January 2, 2008

Europe and US Market

Europe and the US markets will reopen on 3rd Jan . Oil at 96$ up 41 cents

2007 saw remittances jump 50% chasing equities, real estate - prices, rising interest rate differentials and the rupee A robust capital account swamped the current account deficit, pushing up RBI forex intervention to US$34.8bn last year . Looking ahead to the robust BOP figures released yesterday - our view remains that rupee negatives are mounting - a rising oil import bill, softer exports and rich valuations. RBI's March 2007 anti-inflationary strong -rupee policy appears to have been given up by YVR post the Ben- cut inflows with inflation softening . We expect RBI to continue to limit FDI/ECB's /PN flows going forward - should the " anticipated flows/ fresh allocations for 2008 " rev up - most vulnerable Banks/ Real estate.

FOMC minutes today.
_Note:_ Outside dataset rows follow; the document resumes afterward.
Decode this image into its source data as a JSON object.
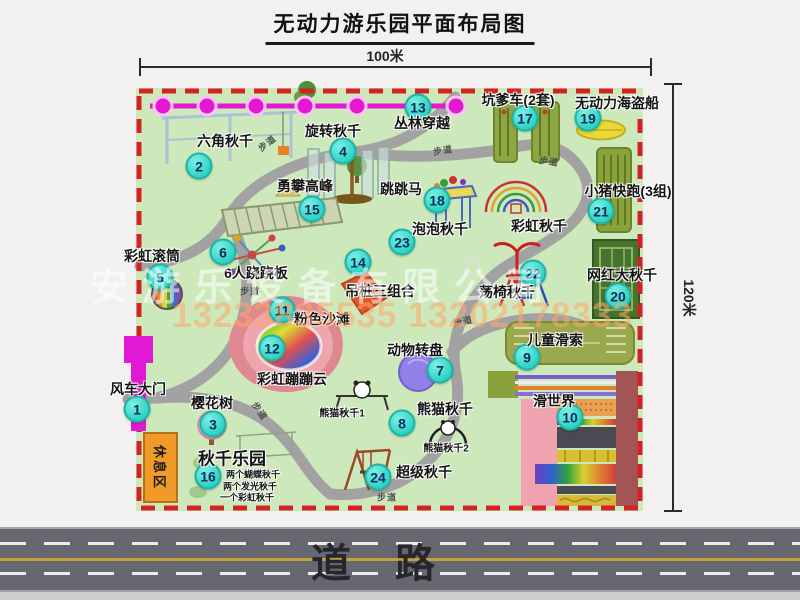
{
  "title": "无动力游乐园平面布局图",
  "dimension_top": "100米",
  "dimension_right": "120米",
  "road_label": "道路",
  "rest_area_label": "休息区",
  "trail_label": "步道",
  "watermark": {
    "line1": "安游乐设备有限公司",
    "line2": "13233835535 13202178333"
  },
  "colors": {
    "park_green": "#cde9bc",
    "border_red": "#d32222",
    "path_gray": "#a2a2a2",
    "marker_cyan": "#2fd3c4",
    "zipline_magenta": "#e318d0",
    "gate_magenta": "#e019d5",
    "rest_area_orange": "#f09a28",
    "road_gray": "#67676f",
    "pirate_ship_yellow": "#e8d838"
  },
  "pois": [
    {
      "num": "1",
      "label": "风车大门",
      "marker": [
        137,
        409
      ],
      "label_pos": [
        138,
        389
      ]
    },
    {
      "num": "2",
      "label": "六角秋千",
      "marker": [
        199,
        166
      ],
      "label_pos": [
        225,
        141
      ]
    },
    {
      "num": "3",
      "label": "樱花树",
      "marker": [
        213,
        424
      ],
      "label_pos": [
        212,
        403
      ]
    },
    {
      "num": "4",
      "label": "旋转秋千",
      "marker": [
        343,
        151
      ],
      "label_pos": [
        333,
        131
      ]
    },
    {
      "num": "5",
      "label": "彩虹滚筒",
      "marker": [
        160,
        277
      ],
      "label_pos": [
        152,
        256
      ]
    },
    {
      "num": "6",
      "label": "6人跷跷板",
      "marker": [
        223,
        252
      ],
      "label_pos": [
        256,
        273
      ]
    },
    {
      "num": "7",
      "label": "动物转盘",
      "marker": [
        440,
        370
      ],
      "label_pos": [
        415,
        350
      ]
    },
    {
      "num": "8",
      "label": "熊猫秋千",
      "marker": [
        402,
        423
      ],
      "label_pos": [
        445,
        409
      ]
    },
    {
      "num": "9",
      "label": "儿童滑索",
      "marker": [
        527,
        357
      ],
      "label_pos": [
        555,
        340
      ]
    },
    {
      "num": "10",
      "label": "滑世界",
      "marker": [
        570,
        417
      ],
      "label_pos": [
        554,
        401
      ]
    },
    {
      "num": "11",
      "label": "粉色沙滩",
      "marker": [
        282,
        310
      ],
      "label_pos": [
        322,
        319
      ]
    },
    {
      "num": "12",
      "label": "彩虹蹦蹦云",
      "marker": [
        272,
        348
      ],
      "label_pos": [
        292,
        379
      ]
    },
    {
      "num": "13",
      "label": "丛林穿越",
      "marker": [
        418,
        107
      ],
      "label_pos": [
        422,
        123
      ]
    },
    {
      "num": "14",
      "label": "吊桩三组合",
      "marker": [
        358,
        262
      ],
      "label_pos": [
        380,
        291
      ]
    },
    {
      "num": "15",
      "label": "勇攀高峰",
      "marker": [
        312,
        209
      ],
      "label_pos": [
        305,
        186
      ]
    },
    {
      "num": "16",
      "label": "秋千乐园",
      "marker": [
        208,
        476
      ],
      "label_pos": [
        232,
        457
      ],
      "size": 17
    },
    {
      "num": "17",
      "label": "坑爹车(2套)",
      "marker": [
        525,
        118
      ],
      "label_pos": [
        518,
        100
      ]
    },
    {
      "num": "18",
      "label": "跳跳马",
      "marker": [
        437,
        200
      ],
      "label_pos": [
        401,
        189
      ]
    },
    {
      "num": "19",
      "label": "无动力海盗船",
      "marker": [
        588,
        118
      ],
      "label_pos": [
        617,
        103
      ]
    },
    {
      "num": "20",
      "label": "网红大秋千",
      "marker": [
        618,
        296
      ],
      "label_pos": [
        622,
        275
      ]
    },
    {
      "num": "21",
      "label": "小猪快跑(3组)",
      "marker": [
        601,
        211
      ],
      "label_pos": [
        628,
        191
      ]
    },
    {
      "num": "22",
      "label": "荡椅秋千",
      "marker": [
        533,
        273
      ],
      "label_pos": [
        507,
        292
      ]
    },
    {
      "num": "23",
      "label": "泡泡秋千",
      "marker": [
        402,
        242
      ],
      "label_pos": [
        440,
        229
      ]
    },
    {
      "num": "24",
      "label": "超级秋千",
      "marker": [
        378,
        477
      ],
      "label_pos": [
        424,
        472
      ]
    }
  ],
  "extra_labels": [
    {
      "text": "彩虹秋千",
      "pos": [
        539,
        226
      ],
      "size": 14
    },
    {
      "text": "熊猫秋千1",
      "pos": [
        342,
        412
      ],
      "size": 10
    },
    {
      "text": "熊猫秋千2",
      "pos": [
        446,
        447
      ],
      "size": 10
    },
    {
      "text": "两个蝴蝶秋千",
      "pos": [
        253,
        474
      ],
      "size": 9
    },
    {
      "text": "两个发光秋千",
      "pos": [
        250,
        486
      ],
      "size": 9
    },
    {
      "text": "一个彩虹秋千",
      "pos": [
        247,
        497
      ],
      "size": 9
    }
  ],
  "trail_labels": [
    {
      "pos": [
        267,
        143
      ],
      "rot": -38
    },
    {
      "pos": [
        443,
        150
      ],
      "rot": -10
    },
    {
      "pos": [
        549,
        161
      ],
      "rot": 8
    },
    {
      "pos": [
        250,
        291
      ],
      "rot": 0
    },
    {
      "pos": [
        463,
        321
      ],
      "rot": -12
    },
    {
      "pos": [
        260,
        411
      ],
      "rot": 55
    },
    {
      "pos": [
        387,
        497
      ],
      "rot": 0
    }
  ]
}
The first in the region to report fourth-quarter figures is Singapore clearly indicating growth contraction and a view as to how the U.S. subprime-mortgage crisis and turmoil in global markets will affect Asia's expansion and the " de-coupling theories". South Korea and Taiwan have already warned that easing demand for semiconductors, mobile phones and computers portends weaker growth in 2008.

The yen at 111.71 keeps Asian markets weak- Nikkei closed . Looking to Singapore lower GDP numbers - reality check on Asia from today ?

Sideways trading -southside bias . Selective buildup ahead of Q3 results.